Dana-Farber Cancer Institute

Project Term: October 1, 2024 - September 30, 2027

Project Summary

Patients with AML remain in great need of better therapies that are more active and better tolerated. Some patients with AML have mutations in their leukemia cells that connect them to approved therapies, such as those that target mutated FLT3 or IDH. However, most patients do not have targeted therapy available to them, including those who initially respond to chemotherapy or targeted treatments but then their disease progresses. In preliminary work for this project, we performed experiments where we tested blocking all the genes in the genome in leukemia cells and found that a specific subset of AML is dependent on a pathway called PI3 kinase gamma. This was very interesting because PI3 kinase gamma had never been studied previously in leukemia. However, PI3 kinase gamma drugs are already being studied in the lab and even in clinical trials because they help solid tumor patients’ cancers respond better to immune-activation drugs. Therefore, we were excited to learn more about PI3 kinase gamma in leukemia because we think we can quickly apply the existing drugs to new treatments for AML if we understand the pathway better.
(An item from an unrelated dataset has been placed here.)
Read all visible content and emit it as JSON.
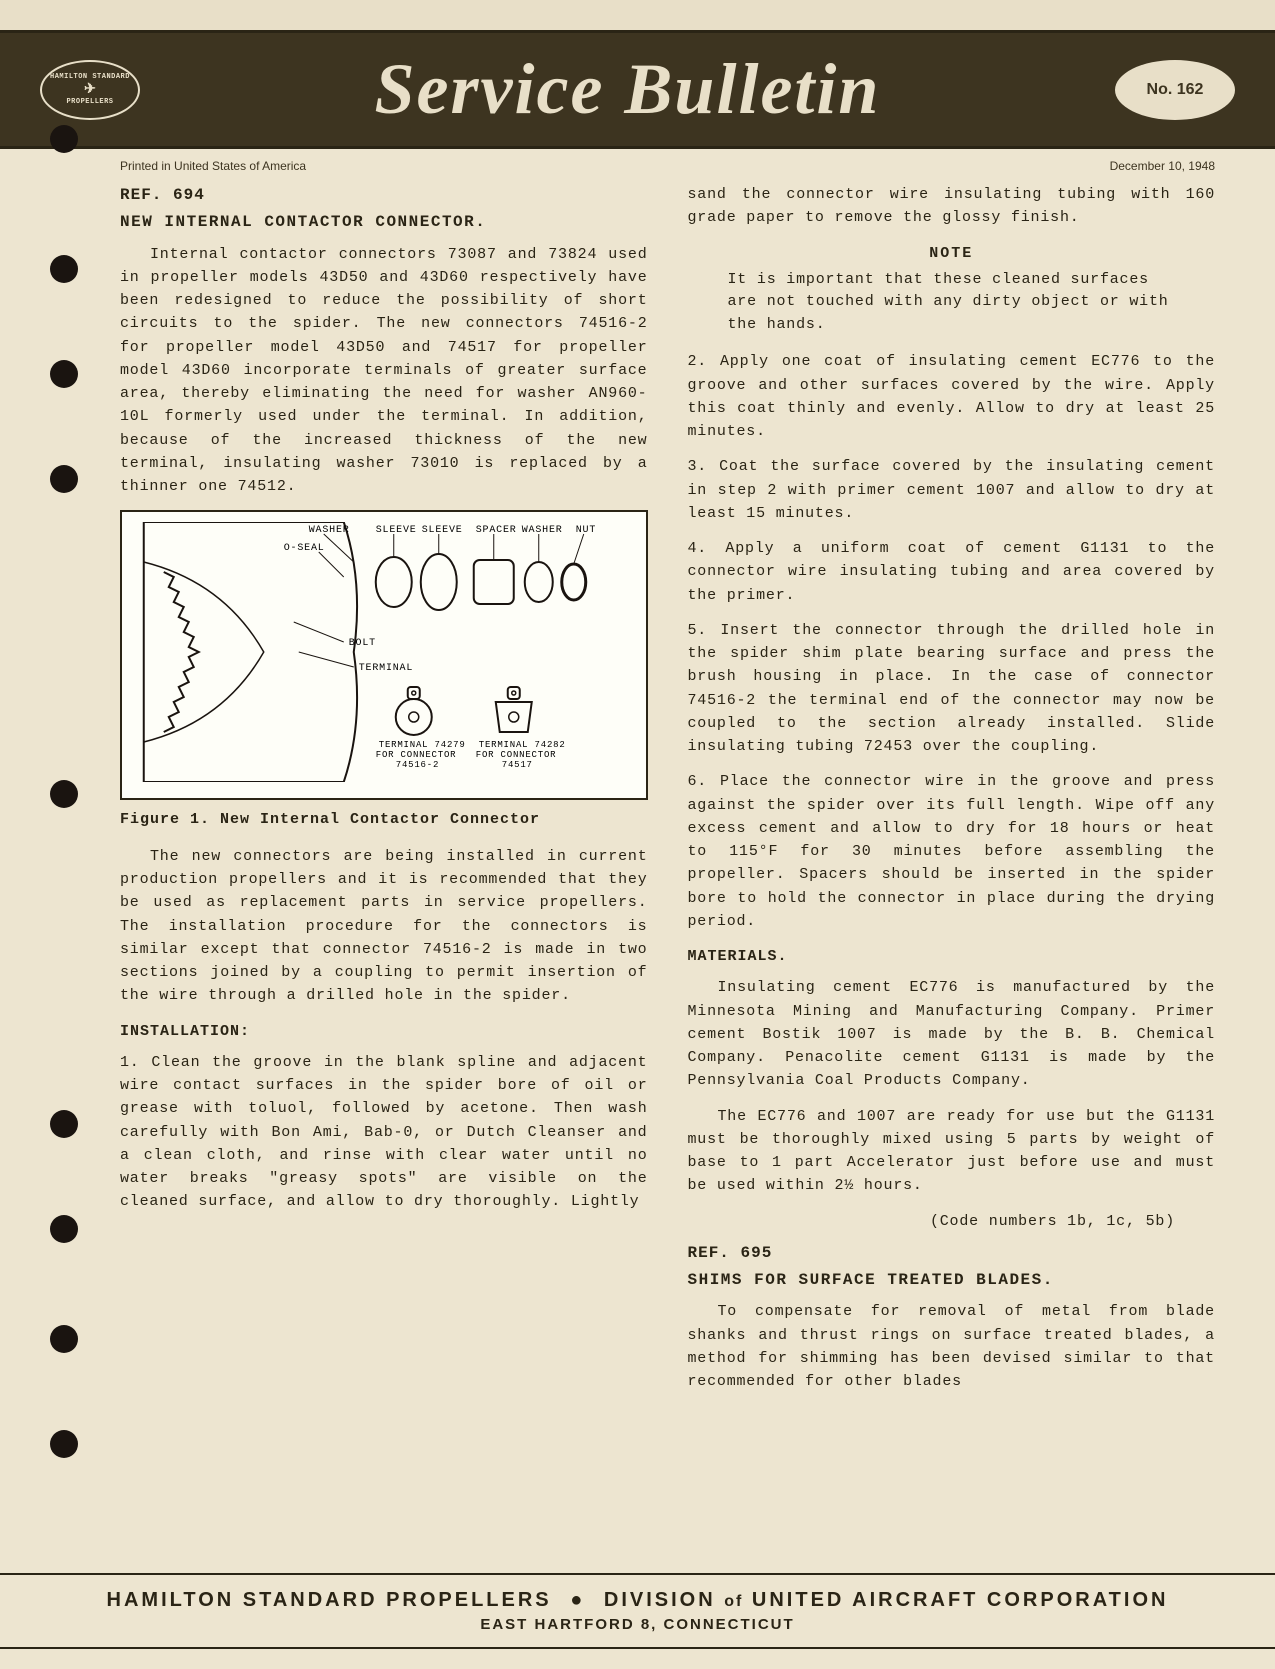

Here, we propose to study samples from many patients with AML to better understand which ones may be most sensitive to treatment with these drugs that block the PI3 kinase gamma pathway so that we might best select patients for this therapy. We also want to test which drugs are best to combine with PI3 kinase inhibitors. Finally, we will also study what activates the pathway in leukemia cells and how that activation protects leukemia cells or makes them grow faster. Our expected output of the project is that we will be ready to design and perform a clinical trial using new drugs that target PI3 kinase gamma in patients with AML.